Four Lost Souls, recorded over four days, originated in 2015, 100 miles north in Nashville where Langford produced artwork for Dylan, Cash, and the Nashville Cats: A New Music City, the long-running exhibit at the Country Music Hall of Fame. Fate had it that one of those Nashville Cats, bassist and producer Norbert Putnam, was so enamored with Langford’s paintings and piratey singing, he invited the stranger to come record in the Shoals.

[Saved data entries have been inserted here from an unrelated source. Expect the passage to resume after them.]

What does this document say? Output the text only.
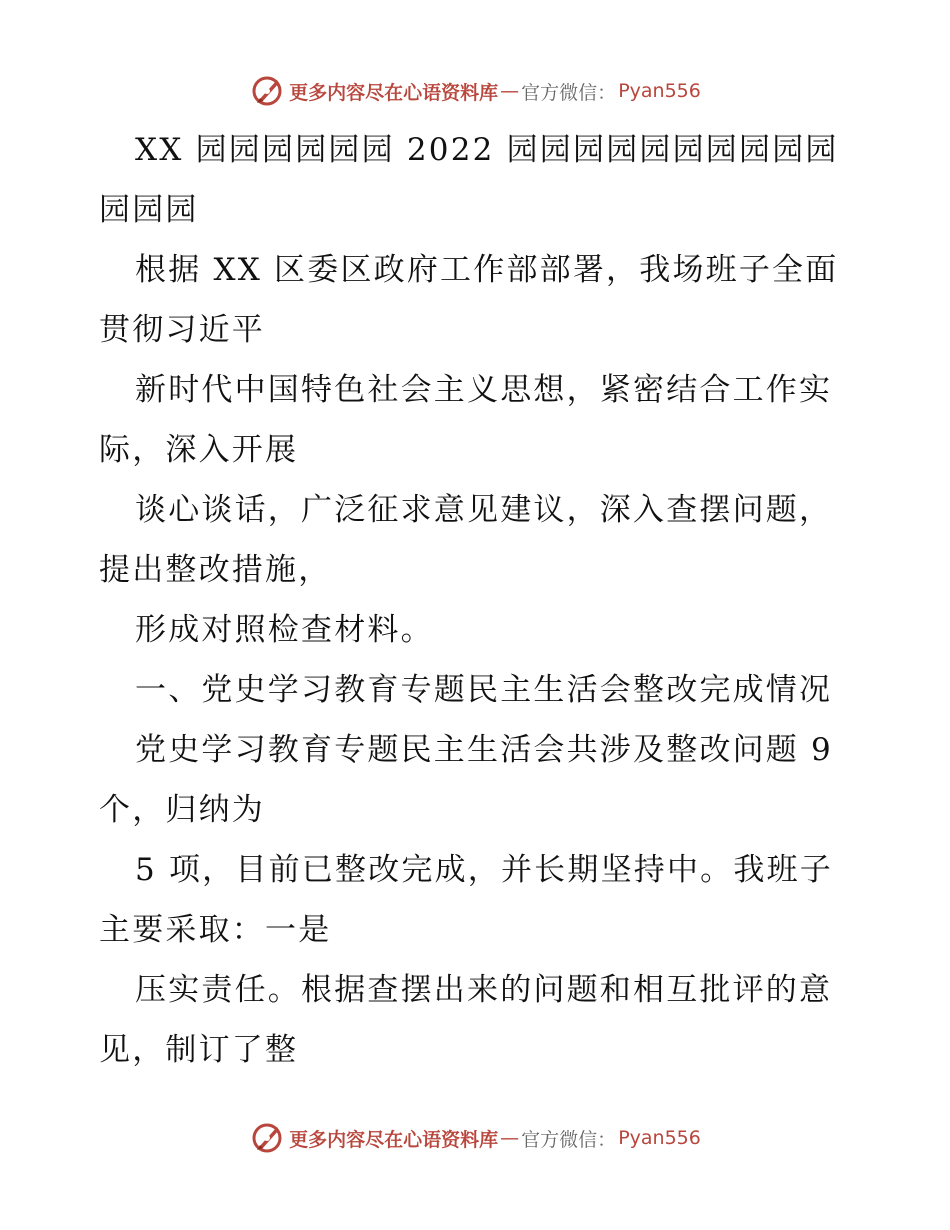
更多内容尽在心语资料库 — 官方微信： Pyan556

XX 园园园园园园 2022 园园园园园园园园园园园园园

根据 XX 区委区政府工作部部署，我场班子全面贯彻习近平

新时代中国特色社会主义思想，紧密结合工作实际，深入开展

谈心谈话，广泛征求意见建议，深入查摆问题，提出整改措施，

形成对照检查材料。

一、党史学习教育专题民主生活会整改完成情况

党史学习教育专题民主生活会共涉及整改问题 9 个，归纳为

5 项，目前已整改完成，并长期坚持中。我班子主要采取：一是

压实责任。根据查摆出来的问题和相互批评的意见，制订了整

更多内容尽在心语资料库 — 官方微信： Pyan556
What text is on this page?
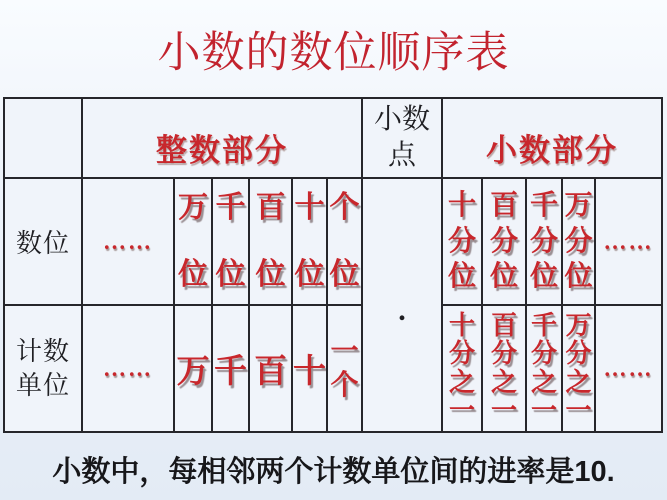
小数的数位顺序表
整数部分
小数点	小数部分
数位 ……
万
位
千
位
百
位
十
位
个
位
.
十
分
位
百
分
位
千
分
位
万
分
位
……
计数单位
…… 万 千 百 十
一
个
十
分
之
一
百
分
之
一
千
分
之
一
万
分
之
一
……

小数中，每相邻两个计数单位间的进率是10.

Jon Langford’s Men of Gwent

Chicago-based Jon Langford’s all-star Men of Gwent have recorded a bittersweet love letter to Wales: The Legend of LL (Country Mile Records). Langford was a founding member of The Mekons, who has since enjoyed a prolific career in the USA as a musician (Three Johns, Waco Brothers) and an artist. Since moving to the US in 1992, he has kept in touch with fellow musicians in his home town of Newport, through transatlantic song writing (and occasional gigging). The songs mainly focused on Newport, and were shot through with humour and a bit of politics. 

New material was written for the album, which is played by an extended line-up: with Langford joined by Matt Gray, Julian Hayman, Mark Price, Erik Stams, Barkley McKay and Guto Dafis. Recorded and produced by Richard Jackson, this self-styled concept album takes the listener on a personal tour of Wales. Adrian Street is a tribute to the flamboyant Welsh Wrestler from Brynmawr who found fame in the glam rock era, Duw its Hard laments a pithead bar becoming a supermarket now, while Dirty Grey River paints a picture of industrial decline. There are upbeat takes on maypole dancing, sea shanties and drinking songs (Pill Sailor, Coves of Aberystwyth, Prince of Ales), and a historical cross-dressing musical sketch (Rebecca Been in a Riot). The Ballad of Solomon Jones is a narrative song about the Chartist Uprising of 1839. 

Great tunes abound, and you might find yourself singing along with the song about a theme park Wales of mining museums, children’s farms and identikit family-dining pubs (Llamas in Llanyrafon). Incidentally, to pronounce the album’s title, go with the ‘Ll’ in Llanyrafon.